From an anarchist father and a practicing Catholic mother, Francesco Filidei, himself a notable organist, therefore inherited this double tradition, which is felt in his musical production, as here with Tutto in una volta – “All at once” – inspired by a text by the avant-garde poet Nanni Balestrini (1935-2019), “Ma noi facciamone un'altra” (1966), which can be translated as: “But let's try one more time”. Modeling its composition on an unstructured poem that rejects lyricism and narration ("There is no more / Time for / But everything / In at the same time / Both what / We have / Already said to each other / Like that on / The paper / All at / At the same time…), Filidei plays on what remains, the syllables, by placing “series of chords which cause the color to mutate slightly at each moment in a kaleidoscope of images. » We begin by hearing "ah" murmured here and there throughout the choir facing us, to the very beautiful effect of bubbles bursting on the surface of a pond, then what very strongly resembles the beginning of Ligeti's Lux aeterna, also mixed a cappella choir written in canon and in an imperceptibly evolving micropolyphony. The wave slowly swells, the tension drops then begins a long decrescendo until the initial “ah” returns. It is difficult to forget Ligeti and appreciate this Tutto in una volta even though it was successful.
The same difficulty presents itself to the ear, faithful but naturally lazy, when listening to Gérard Pesson's Kein Deutscher Himmel, a transcription of the Adagietto from Mahler's Symphony No. 5: can it forget the model? But the hair stands on end and tingles run through the body at the first bars, when the supple voices of the violas resonate on the piano, taken up solo at the far right of the stage by the very timbre of Laura Muller. It's beautiful to cry.

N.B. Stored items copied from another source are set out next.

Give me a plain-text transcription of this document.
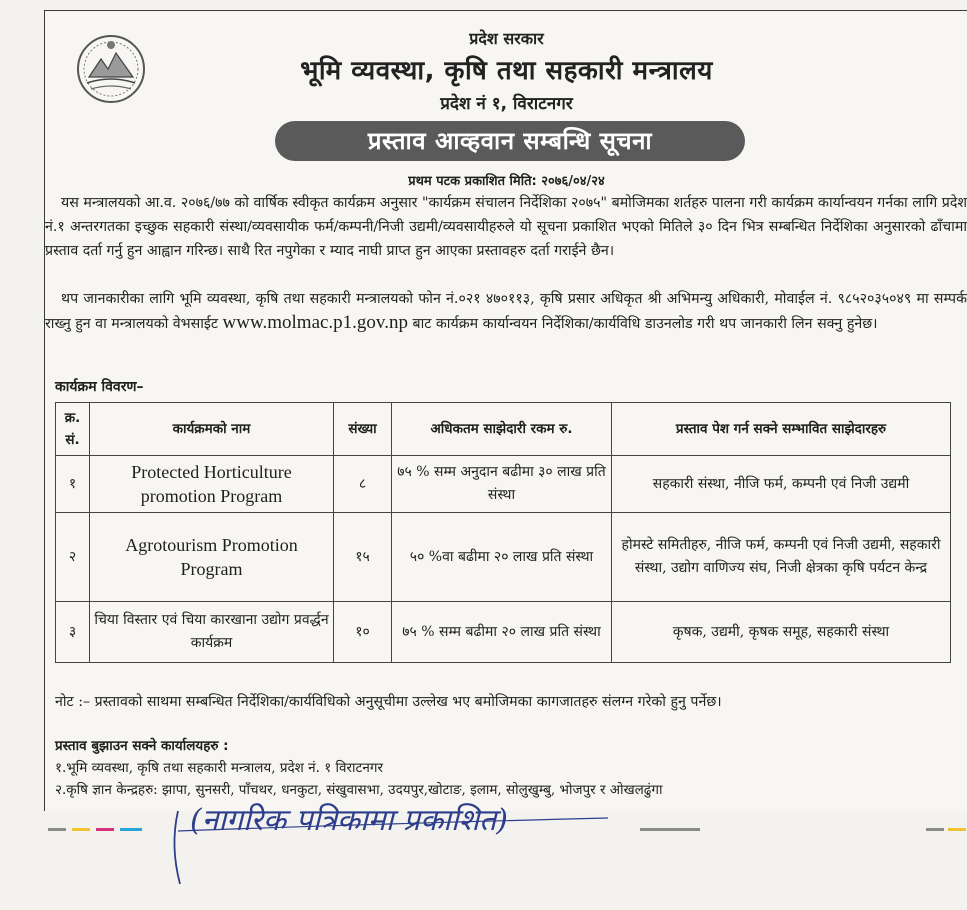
प्रदेश सरकार
भूमि व्यवस्था, कृषि तथा सहकारी मन्त्रालय
प्रदेश नं १, विराटनगर
प्रस्ताव आव्हवान सम्बन्धि सूचना
प्रथम पटक प्रकाशित मिति: २०७६/०४/२४
यस मन्त्रालयको आ.व. २०७६/७७ को वार्षिक स्वीकृत कार्यक्रम अनुसार "कार्यक्रम संचालन निर्देशिका २०७५" बमोजिमका शर्तहरु पालना गरी कार्यक्रम कार्यान्वयन गर्नका लागि प्रदेश नं.१ अन्तरगतका इच्छुक सहकारी संस्था/व्यवसायीक फर्म/कम्पनी/निजी उद्यमी/व्यवसायीहरुले यो सूचना प्रकाशित भएको मितिले ३० दिन भित्र सम्बन्धित निर्देशिका अनुसारको ढाँचामा प्रस्ताव दर्ता गर्नु हुन आह्वान गरिन्छ। साथै रित नपुगेका र म्याद नाघी प्राप्त हुन आएका प्रस्तावहरु दर्ता गराईने छैन।
थप जानकारीका लागि भूमि व्यवस्था, कृषि तथा सहकारी मन्त्रालयको फोन नं.०२१ ४७०११३, कृषि प्रसार अधिकृत श्री अभिमन्यु अधिकारी, मोवाईल नं. ९८५२०३५०४९ मा सम्पर्क राख्नु हुन वा मन्त्रालयको वेभसाईट www.molmac.p1.gov.np बाट कार्यक्रम कार्यान्वयन निर्देशिका/कार्यविधि डाउनलोड गरी थप जानकारी लिन सक्नु हुनेछ।
कार्यक्रम विवरण–
क्र. सं.	कार्यक्रमको नाम	संख्या	अधिकतम साझेदारी रकम रु.	प्रस्ताव पेश गर्न सक्ने सम्भावित साझेदारहरु
१	Protected Horticulture promotion Program	८	७५ % सम्म अनुदान बढीमा ३० लाख प्रति संस्था	सहकारी संस्था, नीजि फर्म, कम्पनी एवं निजी उद्यमी
२	Agrotourism Promotion Program	१५	५० %वा बढीमा २० लाख प्रति संस्था	होमस्टे समितीहरु, नीजि फर्म, कम्पनी एवं निजी उद्यमी, सहकारी संस्था, उद्योग वाणिज्य संघ, निजी क्षेत्रका कृषि पर्यटन केन्द्र
३	चिया विस्तार एवं चिया कारखाना उद्योग प्रवर्द्धन कार्यक्रम	१०	७५ % सम्म बढीमा २० लाख प्रति संस्था	कृषक, उद्यमी, कृषक समूह, सहकारी संस्था
नोट :– प्रस्तावको साथमा सम्बन्धित निर्देशिका/कार्यविधिको अनुसूचीमा उल्लेख भए बमोजिमका कागजातहरु संलग्न गरेको हुनु पर्नेछ।
प्रस्ताव बुझाउन सक्ने कार्यालयहरु :
१.भूमि व्यवस्था, कृषि तथा सहकारी मन्त्रालय, प्रदेश नं. १ विराटनगर
२.कृषि ज्ञान केन्द्रहरु: झापा, सुनसरी, पाँचथर, धनकुटा, संखुवासभा, उदयपुर,खोटाङ, इलाम, सोलुखुम्बु, भोजपुर र ओखलढुंगा
(नागरिक पत्रिकामा प्रकाशित)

While respecting the original score, the composer sought to reproduce the very rich and subtle acoustic universe of the Venice lagoon, not only thanks to the complicity of Martin Kaltenecker, who added extracts from the Venetian Sonnets as well as the Journal of German romantic poet August von Platen (1796-1835), but also and above all by the fine variation of timbres and the use of the extreme high notes of a soprano (Anne-Laure Hulin, masterful) in order to circumvent the inevitable reduction of the ambitus of the choir in relation to that of the orchestra. It took the excellence of an ensemble like the Métaboles to interpret this metamorphosis.

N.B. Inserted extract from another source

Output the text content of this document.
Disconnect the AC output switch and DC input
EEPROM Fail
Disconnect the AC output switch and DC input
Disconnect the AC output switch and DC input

Last, but not least: the four movements of the Choir Concerto, by Alfred Schnittke, lasting approximately 45 minutes. In the Russian Orthodox tradition, “concerto” is to be understood as “motet” or “cantata”. The text: The Book of Lamentations by the Armenian monk and poet Gregory of Narek (951-1003), in the Russian translation by Naum Grebnev. Be careful, excess presides here, from meditation to incantation and from confidence to mystical trance, with very powerful crescendos and tuttis, the very beautiful melismas of solo voices soaring above the mass ( the soprano Maya Villanueva, the tenor Marco Van Baaren), successive waves of increasing intensity or even the “black sorrow” of an instant prayer. Very collected themselves, all of the choristers perfectly convey the lyricism, the dramaturgy and the devotion which underlie this spiritual piece from start to finish. The space of the basilica will have offered throughout the evening (at least in the first rows) the space required by this choral music.
he generous Léo Warynski announces as an encore the second of the Three Sacred Hymns (1984) by the same Schnittke. Thanks, Maestro!